Workers are hiding chatbots from IT, UK drops iPhone “back door” demand, Lithuania uses flies to solve food waste, and more.
News from 14 August - 21 August 2025
Workers Are Hiding Chatbots From IT
More than 90% of companies use AI chatbots on personal accounts, often without IT approval, but only 40% of companies have official subscriptions, according to a new report from MIT’s Project NANDA.
The report suggests that whilst the mainstream AI economy is stalling, workers are using personal accounts for day-to-day tasks, creating a booming “shadow AI economy”. Up to $40 billion has been invested into generative AI initiatives, but only 5% of companies are seeing a return on that investment. MIT is calling this the “GenAI divide,” but personal usage might be crossing that divide, all under the IT department’s radar.
The study concludes that AI isn’t replacing jobs or changing the way business is done, but according to the authors, AI has “won the war for simple work.
UK Drops iPhone “Back Door” Demand
The United States Director of National Intelligence Tulsi Gabbard has said in an X post that the UK government has agreed to withdraw its demand to be able to gain access to Apple user data. Neither the government nor Apple have confirmed the claim.

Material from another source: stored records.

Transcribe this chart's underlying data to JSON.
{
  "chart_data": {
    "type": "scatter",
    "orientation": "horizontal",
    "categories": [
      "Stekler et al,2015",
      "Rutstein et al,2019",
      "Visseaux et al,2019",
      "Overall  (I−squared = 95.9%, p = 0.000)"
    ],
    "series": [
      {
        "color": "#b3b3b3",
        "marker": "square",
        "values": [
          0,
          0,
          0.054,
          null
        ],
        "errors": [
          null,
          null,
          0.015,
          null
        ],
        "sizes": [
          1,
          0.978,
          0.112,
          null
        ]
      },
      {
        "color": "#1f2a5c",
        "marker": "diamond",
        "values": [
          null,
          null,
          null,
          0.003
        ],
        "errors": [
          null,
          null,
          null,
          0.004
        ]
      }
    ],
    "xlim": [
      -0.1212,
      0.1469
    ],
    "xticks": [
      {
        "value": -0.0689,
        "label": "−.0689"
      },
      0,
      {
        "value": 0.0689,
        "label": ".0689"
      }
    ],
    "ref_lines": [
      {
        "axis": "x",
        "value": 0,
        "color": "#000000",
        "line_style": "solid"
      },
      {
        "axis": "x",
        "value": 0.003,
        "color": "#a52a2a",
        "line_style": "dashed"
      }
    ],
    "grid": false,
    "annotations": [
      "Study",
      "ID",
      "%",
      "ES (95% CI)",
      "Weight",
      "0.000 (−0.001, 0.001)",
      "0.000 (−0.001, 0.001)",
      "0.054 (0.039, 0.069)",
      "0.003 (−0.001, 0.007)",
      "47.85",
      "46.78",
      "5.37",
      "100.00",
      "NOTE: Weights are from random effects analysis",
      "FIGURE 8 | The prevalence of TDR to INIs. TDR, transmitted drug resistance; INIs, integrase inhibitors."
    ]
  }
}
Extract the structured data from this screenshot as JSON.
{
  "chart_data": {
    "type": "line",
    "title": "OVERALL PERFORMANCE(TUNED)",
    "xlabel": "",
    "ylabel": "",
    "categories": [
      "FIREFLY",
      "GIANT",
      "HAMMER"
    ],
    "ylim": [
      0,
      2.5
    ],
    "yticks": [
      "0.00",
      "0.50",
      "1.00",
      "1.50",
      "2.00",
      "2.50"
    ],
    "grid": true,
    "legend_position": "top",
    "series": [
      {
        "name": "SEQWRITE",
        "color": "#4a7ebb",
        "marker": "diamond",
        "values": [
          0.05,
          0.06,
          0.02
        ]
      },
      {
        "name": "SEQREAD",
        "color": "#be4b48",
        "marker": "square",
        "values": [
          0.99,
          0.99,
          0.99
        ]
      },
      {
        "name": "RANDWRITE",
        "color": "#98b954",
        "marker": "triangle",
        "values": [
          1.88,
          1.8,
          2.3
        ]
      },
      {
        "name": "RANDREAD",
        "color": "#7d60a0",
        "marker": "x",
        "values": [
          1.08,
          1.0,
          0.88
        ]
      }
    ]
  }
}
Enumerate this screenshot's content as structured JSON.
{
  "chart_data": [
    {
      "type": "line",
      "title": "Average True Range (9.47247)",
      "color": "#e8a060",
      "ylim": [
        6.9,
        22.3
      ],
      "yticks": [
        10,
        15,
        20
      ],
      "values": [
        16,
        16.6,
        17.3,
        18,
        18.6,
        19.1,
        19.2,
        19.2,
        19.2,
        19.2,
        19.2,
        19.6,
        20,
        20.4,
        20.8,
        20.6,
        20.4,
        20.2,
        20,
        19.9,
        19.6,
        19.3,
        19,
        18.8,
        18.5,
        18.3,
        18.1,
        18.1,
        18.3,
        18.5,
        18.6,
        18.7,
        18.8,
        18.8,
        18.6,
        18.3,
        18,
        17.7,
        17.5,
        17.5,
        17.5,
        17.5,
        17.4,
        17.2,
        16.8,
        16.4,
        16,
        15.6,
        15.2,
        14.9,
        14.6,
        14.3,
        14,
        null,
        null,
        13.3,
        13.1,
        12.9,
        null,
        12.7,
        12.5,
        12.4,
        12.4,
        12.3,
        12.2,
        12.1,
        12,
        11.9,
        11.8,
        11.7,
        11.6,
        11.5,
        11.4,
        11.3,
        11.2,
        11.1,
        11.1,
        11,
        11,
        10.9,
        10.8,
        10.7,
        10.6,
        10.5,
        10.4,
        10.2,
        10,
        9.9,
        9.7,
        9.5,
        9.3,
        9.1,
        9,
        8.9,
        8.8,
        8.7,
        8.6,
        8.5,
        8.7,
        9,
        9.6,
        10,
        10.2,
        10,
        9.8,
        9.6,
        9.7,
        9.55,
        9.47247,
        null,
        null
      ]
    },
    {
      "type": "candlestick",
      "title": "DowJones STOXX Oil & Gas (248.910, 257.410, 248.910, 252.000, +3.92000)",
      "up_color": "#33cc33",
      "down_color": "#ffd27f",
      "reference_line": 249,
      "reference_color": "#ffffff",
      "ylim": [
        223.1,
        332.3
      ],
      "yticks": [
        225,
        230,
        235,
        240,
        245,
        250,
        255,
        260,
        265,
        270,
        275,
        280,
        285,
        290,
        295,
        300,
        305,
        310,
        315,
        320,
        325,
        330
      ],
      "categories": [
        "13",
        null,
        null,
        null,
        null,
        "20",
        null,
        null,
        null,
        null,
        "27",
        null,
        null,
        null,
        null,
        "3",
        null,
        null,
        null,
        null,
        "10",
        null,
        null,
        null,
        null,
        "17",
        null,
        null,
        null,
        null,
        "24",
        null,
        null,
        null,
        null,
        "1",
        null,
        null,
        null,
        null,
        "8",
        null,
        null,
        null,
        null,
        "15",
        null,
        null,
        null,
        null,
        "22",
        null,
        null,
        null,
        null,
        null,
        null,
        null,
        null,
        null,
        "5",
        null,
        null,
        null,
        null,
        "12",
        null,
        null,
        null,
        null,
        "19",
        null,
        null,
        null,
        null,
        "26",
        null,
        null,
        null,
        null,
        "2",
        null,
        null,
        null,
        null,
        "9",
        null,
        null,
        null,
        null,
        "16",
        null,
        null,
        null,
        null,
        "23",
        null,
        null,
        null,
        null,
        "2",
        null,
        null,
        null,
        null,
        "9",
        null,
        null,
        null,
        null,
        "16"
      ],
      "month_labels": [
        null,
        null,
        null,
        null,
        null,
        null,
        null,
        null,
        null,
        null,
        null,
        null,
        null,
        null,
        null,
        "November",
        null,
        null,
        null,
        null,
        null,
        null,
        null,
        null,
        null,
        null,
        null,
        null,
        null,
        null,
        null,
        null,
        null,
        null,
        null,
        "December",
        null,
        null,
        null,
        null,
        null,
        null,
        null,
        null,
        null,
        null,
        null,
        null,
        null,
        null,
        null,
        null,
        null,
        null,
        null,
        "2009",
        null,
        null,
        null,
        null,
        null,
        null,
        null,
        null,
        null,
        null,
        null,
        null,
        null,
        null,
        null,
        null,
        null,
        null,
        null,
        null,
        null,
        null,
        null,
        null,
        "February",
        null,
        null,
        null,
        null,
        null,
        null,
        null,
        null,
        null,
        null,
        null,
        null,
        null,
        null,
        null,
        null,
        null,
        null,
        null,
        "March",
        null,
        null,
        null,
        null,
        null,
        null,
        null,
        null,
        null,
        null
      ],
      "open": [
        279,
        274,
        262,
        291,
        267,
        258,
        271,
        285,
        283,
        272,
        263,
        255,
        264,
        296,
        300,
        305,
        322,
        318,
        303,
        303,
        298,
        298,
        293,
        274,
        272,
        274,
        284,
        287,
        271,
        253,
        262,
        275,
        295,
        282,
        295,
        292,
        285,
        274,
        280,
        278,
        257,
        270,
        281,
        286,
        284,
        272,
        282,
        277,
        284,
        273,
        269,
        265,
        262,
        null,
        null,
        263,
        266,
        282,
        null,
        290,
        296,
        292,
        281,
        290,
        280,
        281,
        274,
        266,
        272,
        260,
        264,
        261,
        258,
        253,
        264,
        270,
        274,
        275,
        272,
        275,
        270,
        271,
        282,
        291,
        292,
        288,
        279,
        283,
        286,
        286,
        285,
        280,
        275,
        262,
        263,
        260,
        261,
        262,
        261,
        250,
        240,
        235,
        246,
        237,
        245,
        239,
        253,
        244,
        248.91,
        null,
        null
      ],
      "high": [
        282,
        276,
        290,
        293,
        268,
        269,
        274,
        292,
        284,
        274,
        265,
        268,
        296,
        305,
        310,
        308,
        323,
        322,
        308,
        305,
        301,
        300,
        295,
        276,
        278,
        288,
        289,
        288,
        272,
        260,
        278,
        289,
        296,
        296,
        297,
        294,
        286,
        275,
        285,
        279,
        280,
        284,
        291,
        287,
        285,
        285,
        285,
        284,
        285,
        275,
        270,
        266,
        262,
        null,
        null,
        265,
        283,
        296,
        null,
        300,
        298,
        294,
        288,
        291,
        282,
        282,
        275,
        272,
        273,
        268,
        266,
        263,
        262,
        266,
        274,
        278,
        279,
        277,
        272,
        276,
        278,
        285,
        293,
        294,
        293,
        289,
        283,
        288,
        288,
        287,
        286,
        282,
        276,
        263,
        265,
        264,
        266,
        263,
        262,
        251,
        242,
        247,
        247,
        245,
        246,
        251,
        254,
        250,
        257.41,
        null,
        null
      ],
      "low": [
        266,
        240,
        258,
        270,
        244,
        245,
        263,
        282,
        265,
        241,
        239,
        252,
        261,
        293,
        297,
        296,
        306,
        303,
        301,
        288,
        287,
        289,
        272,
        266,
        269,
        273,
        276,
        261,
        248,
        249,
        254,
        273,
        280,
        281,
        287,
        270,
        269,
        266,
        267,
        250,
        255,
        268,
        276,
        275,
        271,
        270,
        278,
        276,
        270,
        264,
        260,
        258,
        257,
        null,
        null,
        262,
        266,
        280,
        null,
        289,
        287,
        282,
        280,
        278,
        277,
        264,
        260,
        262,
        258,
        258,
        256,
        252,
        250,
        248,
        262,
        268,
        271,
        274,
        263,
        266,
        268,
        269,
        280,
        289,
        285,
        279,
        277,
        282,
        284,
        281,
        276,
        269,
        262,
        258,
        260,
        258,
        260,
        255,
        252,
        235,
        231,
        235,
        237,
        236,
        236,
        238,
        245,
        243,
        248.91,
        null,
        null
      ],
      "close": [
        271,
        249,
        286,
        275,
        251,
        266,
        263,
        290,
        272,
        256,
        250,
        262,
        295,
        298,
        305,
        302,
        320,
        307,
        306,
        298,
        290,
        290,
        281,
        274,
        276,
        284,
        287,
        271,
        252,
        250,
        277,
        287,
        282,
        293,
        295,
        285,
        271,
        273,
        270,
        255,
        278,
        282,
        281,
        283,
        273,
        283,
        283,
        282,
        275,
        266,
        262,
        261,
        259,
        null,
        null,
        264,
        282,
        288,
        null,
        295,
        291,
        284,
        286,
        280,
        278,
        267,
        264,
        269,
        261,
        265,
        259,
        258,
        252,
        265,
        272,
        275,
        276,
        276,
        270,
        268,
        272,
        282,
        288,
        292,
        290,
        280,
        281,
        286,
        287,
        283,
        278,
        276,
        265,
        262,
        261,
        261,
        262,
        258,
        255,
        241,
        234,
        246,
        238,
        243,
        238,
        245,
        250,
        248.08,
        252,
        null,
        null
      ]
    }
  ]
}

The development is part of a continued debate over whether Apple is required to give law enforcement potentially sensitive user data. In December, the UK gave Apple formal notice that it had the right to worldwide users’ encrypted data. However, not even Apple knows its users' data and would need to break its own encryption to comply with the demand.
Apple claims this would significantly weaken their product security, saying, “We have never built a backdoor or master key to any of our products or services, and we never will.”
Goldman Sachs Backs Stablecoins
Stablecoins, cryptocurrencies backed 1:1 with the U.S. dollar, could be the next gold rush, according to U.S. Treasury Secretary Scott Bessent and Goldman Sachs’ Will Nance. With new regulations and market expansion, stablecoins could also help boost demand for government bonds.
In Goldman Sachs’ new research paper, Nance and others said that the potential market size for stablecoins is in the trillions. The link between stablecoins and the dollar means that a boost in the cryptocurrency could increase interest in the government bonds that back them. Others are sceptical, however, such as UBS’s Paul Donovan, who said that stablecoins only redistribute supply rather than increasing debt demand.
The U.S. Treasury remains excited about the potential of stablecoins. Bessent commented in July that, “This groundbreaking technology will buttress the dollar’s status as the global reserve currency.”